Answers (April 6, 2001)

Answer to Question 1
The correct answer is B—The proposed solution satisfies the required result only. To create a hierarchical report as described in the question and to satisfy all results, you need to perform the following steps:

  1. Add a Data Environment and a Data Report to your program.
  2. Fill in the properties by right-clicking the Connection object.
  3. Add a parent Command pointing to the Company table.
  4. Add a child Command pointing to the Orders table.
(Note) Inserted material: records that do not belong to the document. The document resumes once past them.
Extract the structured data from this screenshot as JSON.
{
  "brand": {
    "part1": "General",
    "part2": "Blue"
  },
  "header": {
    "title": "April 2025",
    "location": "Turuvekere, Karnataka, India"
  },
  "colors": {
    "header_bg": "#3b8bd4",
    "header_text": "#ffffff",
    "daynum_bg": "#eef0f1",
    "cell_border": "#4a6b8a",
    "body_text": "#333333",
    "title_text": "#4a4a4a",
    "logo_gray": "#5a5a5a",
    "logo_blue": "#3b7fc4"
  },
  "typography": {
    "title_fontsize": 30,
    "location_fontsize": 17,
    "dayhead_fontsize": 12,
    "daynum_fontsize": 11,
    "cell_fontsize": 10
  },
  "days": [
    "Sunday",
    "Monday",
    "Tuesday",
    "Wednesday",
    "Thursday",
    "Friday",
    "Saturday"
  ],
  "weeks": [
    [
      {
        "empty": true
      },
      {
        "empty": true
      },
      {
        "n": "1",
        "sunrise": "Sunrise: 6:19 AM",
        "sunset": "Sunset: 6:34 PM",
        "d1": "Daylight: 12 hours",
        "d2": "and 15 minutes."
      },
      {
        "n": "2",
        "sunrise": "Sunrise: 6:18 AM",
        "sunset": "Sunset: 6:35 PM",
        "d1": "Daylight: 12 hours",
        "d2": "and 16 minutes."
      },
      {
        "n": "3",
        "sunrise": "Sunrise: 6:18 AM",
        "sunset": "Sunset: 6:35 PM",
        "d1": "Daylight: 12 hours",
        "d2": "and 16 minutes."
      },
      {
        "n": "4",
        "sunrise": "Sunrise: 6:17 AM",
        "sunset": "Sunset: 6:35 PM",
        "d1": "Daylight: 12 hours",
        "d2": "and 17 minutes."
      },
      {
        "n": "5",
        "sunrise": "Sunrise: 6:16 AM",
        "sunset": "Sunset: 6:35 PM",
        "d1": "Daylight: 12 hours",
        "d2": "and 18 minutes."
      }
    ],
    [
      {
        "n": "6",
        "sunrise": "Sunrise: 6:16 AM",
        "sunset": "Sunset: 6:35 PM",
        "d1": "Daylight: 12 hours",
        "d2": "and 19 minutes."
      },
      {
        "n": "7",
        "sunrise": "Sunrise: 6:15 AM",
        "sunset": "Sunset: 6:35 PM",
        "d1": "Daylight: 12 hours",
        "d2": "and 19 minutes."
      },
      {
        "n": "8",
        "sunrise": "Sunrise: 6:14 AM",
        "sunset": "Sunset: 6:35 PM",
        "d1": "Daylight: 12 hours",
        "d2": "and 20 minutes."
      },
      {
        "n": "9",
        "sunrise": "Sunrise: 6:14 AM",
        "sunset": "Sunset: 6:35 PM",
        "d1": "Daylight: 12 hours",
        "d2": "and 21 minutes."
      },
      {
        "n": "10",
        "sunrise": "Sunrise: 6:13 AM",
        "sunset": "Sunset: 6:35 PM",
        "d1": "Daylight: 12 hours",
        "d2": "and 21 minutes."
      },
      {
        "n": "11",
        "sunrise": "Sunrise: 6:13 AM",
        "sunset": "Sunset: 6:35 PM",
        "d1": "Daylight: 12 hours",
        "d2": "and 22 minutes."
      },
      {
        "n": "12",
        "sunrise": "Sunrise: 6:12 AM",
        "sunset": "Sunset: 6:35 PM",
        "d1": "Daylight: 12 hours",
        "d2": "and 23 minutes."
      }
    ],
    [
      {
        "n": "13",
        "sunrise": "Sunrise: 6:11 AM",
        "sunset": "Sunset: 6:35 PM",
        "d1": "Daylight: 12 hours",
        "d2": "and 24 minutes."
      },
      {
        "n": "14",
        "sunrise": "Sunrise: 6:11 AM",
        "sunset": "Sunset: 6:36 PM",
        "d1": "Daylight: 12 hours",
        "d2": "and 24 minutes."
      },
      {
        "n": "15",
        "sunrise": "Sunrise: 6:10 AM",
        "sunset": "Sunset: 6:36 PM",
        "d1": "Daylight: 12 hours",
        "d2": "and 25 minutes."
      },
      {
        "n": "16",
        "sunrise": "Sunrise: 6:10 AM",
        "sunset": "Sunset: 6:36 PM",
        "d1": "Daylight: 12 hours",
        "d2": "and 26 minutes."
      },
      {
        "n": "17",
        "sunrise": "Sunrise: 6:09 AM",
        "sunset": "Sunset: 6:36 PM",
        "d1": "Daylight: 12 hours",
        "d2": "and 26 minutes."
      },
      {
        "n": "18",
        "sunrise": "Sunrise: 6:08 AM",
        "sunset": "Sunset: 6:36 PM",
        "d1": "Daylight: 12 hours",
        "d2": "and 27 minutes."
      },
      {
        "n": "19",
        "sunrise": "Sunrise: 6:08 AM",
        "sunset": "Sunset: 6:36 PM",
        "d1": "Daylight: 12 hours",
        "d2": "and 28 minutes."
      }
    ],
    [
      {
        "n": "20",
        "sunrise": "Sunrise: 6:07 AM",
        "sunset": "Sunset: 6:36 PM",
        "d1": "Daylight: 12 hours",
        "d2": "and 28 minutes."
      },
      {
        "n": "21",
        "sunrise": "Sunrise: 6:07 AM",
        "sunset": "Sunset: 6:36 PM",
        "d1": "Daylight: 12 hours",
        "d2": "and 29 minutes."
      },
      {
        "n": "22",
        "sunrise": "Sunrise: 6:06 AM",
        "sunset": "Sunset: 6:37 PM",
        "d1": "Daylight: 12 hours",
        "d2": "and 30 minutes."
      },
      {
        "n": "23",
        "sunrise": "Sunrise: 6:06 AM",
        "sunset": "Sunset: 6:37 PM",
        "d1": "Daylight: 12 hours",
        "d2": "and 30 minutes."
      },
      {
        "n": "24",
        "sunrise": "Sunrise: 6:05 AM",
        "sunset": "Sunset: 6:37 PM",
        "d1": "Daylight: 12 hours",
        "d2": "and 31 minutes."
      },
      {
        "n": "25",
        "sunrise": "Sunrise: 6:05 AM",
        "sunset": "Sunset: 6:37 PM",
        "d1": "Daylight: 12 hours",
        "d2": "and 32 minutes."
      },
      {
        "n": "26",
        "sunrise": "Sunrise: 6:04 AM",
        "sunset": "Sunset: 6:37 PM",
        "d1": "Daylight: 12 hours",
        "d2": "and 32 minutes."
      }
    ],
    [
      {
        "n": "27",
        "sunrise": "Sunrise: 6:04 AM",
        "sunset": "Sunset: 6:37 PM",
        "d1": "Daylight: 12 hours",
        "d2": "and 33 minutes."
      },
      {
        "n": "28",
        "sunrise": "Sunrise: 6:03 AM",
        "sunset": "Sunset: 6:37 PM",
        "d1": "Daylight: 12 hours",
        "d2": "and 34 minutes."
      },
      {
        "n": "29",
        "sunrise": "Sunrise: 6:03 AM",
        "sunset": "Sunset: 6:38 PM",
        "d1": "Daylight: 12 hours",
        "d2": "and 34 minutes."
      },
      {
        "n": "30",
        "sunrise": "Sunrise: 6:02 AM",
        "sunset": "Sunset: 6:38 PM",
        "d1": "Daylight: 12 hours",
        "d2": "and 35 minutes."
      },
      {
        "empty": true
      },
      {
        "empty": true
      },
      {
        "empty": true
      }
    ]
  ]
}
Set the CustomerID relation between the two tables.
  5. Drag fields as appropriate to the report designer.
  6. Minimize the screen real estate used in the designer.
  7. Delete the labels made on the designer when the field is dropped on the designer.

Answer to Question 2
The correct answer is D—Create a Property Get procedure without a corresponding Property Let/Set procedure. Creating only a Property Get procedure without a corresponding Property Let/Set procedure causes Visual Basic (VB) to create a read-only member for a class. A Get function without a corresponding Set function isn't a property procedure, and the question asks for a property. A Friend Get function is wrong for the same reason.

Answer to Question 3
The correct answer is C—Changing the DLL Base Address for all of your in-process components to different numbers makes the component available to many clients, although it loads into memory only once. If an you can load an in-process component into its Base Address, other processes can share its code. If other components use that memory address, the OS must recalculate the logical memory locations where code and data are loaded. Setting each of your in-process components to a different number limits the possibility of this recalculation occurring.